A 6.5 mile (10.5km) circular walk (can be shortened to 3 miles) from the market town of Sleaford in Lincolnshire. The route leads you alongside the River Slea, passing a watermill, nature reserve, windmill and several artwork installations within Sleaford. Leaving the town behind, the route heads out into countryside towards South Rauceby, enjoying beautiful areas of woodland and long stretches of peaceful farm tracks. This walk is part of the Stepping Out network, published through a collaboration between iFootpath and North Kesteven District Council to inspire more people to enjoy the district’s landscapes, ancient woodland, historic buildings and charming villages.
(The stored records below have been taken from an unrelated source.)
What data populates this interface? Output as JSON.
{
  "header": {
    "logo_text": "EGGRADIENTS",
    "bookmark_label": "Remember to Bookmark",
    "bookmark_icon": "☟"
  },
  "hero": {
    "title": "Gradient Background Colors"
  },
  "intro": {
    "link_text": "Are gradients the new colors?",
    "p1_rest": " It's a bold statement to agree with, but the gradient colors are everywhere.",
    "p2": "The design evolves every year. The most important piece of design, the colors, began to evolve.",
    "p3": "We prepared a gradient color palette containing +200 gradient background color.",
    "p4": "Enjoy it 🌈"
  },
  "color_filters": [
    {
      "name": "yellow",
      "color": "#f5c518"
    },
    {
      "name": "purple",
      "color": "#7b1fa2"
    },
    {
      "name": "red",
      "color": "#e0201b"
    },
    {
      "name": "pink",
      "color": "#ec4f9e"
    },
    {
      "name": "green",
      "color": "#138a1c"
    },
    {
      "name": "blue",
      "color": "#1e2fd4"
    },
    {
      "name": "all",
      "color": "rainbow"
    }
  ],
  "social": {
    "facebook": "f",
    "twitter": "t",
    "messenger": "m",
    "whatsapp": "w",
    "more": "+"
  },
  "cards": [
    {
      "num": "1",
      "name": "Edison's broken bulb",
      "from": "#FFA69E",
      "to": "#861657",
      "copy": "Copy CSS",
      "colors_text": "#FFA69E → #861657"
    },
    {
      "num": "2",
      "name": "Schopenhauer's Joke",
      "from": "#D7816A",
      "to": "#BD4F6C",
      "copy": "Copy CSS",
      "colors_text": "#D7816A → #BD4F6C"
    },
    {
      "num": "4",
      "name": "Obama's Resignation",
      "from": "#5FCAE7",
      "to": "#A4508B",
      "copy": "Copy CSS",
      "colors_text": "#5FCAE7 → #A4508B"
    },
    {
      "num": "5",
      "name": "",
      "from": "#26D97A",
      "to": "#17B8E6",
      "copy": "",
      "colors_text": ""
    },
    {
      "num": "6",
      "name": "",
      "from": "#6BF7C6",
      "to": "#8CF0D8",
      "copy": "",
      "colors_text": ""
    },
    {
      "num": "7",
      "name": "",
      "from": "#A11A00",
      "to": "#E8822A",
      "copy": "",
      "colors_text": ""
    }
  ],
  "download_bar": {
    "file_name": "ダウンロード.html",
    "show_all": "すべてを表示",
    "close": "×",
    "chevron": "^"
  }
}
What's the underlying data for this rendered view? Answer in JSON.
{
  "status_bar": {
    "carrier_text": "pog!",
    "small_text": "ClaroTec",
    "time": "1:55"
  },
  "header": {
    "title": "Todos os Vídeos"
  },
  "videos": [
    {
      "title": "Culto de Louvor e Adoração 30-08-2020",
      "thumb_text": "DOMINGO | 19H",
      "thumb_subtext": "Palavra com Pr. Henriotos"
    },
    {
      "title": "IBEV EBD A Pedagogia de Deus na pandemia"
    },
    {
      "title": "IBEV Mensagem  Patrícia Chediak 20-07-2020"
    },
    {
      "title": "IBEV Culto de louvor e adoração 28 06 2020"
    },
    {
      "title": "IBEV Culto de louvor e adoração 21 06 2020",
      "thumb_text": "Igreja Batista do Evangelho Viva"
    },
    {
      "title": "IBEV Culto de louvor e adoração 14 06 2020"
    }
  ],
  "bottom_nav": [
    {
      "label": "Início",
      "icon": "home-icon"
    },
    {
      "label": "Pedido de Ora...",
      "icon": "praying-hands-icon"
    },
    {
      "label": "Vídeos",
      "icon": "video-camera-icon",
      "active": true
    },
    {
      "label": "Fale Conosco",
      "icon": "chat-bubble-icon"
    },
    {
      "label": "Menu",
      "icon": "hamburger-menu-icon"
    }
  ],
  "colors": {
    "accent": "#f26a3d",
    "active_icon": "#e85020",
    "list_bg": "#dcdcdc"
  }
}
The walk is relatively flat with only a couple of gentle slopes. It follows a mixture of riverside paths, roadside pavements, farm tracks, field edge paths and woodland paths. Some stretches can become muddy after periods of rain. You will need to negotiate a generous staggered barrier plus one stile (which has a large hedge gap alongside for dogs). You will need to cross the A15 twice, so take care as the traffic is fast-moving (although visibility is very good). The stile and A15 crossings can be avoided entirely by following the shorter version of the walk. You will not be sharing any of the paths with livestock. Please remember the Countryside Code. Some paths are provided by kind permission of the landowner, please only use the waymarked paths. Where young stock may be present, please make sure your dog is under firm control in these areas. OS Map Explorer 272. Allow 3.5 hours.
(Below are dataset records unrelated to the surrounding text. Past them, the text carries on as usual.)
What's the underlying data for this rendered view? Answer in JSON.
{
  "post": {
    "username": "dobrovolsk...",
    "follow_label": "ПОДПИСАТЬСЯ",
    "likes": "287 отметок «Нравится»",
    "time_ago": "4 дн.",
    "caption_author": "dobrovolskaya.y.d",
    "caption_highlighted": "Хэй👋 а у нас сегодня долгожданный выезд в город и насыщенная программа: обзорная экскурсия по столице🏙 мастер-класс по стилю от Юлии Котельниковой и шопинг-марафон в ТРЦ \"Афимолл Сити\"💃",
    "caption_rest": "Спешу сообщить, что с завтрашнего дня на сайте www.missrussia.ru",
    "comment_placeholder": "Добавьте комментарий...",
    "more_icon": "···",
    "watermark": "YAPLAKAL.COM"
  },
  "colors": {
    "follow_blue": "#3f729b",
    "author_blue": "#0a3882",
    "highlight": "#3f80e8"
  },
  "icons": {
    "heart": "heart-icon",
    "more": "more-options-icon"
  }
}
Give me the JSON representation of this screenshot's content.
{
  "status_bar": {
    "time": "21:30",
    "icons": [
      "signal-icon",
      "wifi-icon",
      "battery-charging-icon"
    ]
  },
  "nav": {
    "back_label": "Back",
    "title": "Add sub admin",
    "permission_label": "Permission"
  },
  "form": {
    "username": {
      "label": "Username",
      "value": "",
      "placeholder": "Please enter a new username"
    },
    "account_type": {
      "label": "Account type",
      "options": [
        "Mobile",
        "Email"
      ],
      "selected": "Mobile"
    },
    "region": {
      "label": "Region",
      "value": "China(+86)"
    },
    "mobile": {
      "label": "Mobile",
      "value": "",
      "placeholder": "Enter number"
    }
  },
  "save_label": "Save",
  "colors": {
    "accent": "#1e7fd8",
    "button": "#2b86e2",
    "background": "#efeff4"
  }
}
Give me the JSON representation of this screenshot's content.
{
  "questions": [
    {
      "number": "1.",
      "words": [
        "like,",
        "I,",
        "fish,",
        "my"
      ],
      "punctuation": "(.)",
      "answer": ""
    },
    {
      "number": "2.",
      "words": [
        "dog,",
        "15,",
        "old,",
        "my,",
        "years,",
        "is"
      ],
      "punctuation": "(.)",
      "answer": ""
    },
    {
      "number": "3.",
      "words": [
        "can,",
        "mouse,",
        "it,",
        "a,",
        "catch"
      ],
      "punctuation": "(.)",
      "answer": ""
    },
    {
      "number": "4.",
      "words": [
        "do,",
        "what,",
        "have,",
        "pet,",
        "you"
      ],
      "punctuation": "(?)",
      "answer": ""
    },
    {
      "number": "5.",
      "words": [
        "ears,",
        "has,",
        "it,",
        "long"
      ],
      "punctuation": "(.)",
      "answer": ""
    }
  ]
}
There are plenty of attractions in Sleaford if you wish to extend your visit. If you are looking for refreshments, you will be spoilt for choice within Sleaford, or you may wish to visit The Bustard Inn in South Rauceby (just a short detour from the walk, about half way around the route).

Sleaford is located close to the junction between the A15 and A17. The walk starts from Cogglesford Mill on East Gate. If you are coming by public transport, the town is served by both buses and trains which will take you to within easy-walking-distance of the start point. For information on bus transport, call Traveline on 0871 2002233 or visit www.lincolnshire.gov.uk/busrailtravel. If you are coming by car, Cogglesford Mill has its own small pay and display car park on East Gate, which costs £3.10 for more than 2 hours (correct March 2018). If this car park is full, there are several other car parks in the town, including the nearby Eastgate Car Park. Approximate post code NG34 7EE.

Walk Sections

Start to Leisure Centre
Start to Leisure Centre

Start point: 53.0018 lat, -0.4007 long
End point: 52.9992 lat, -0.404 long

Before you begin the walk, you may wish to visit Cogglesford Mill, the red brick building alongside the car park. This was one of at least a dozen watermills along the River Slea in medieval times. As a watermill site, Cogglesford’s origins may go back to Anglo-Saxon times although the building we see now dates from the early 1700s. The mill still operates as a working watermill and, during opening times (usually every day in summer and weekends in winter), you can view the mill and buy flour made here.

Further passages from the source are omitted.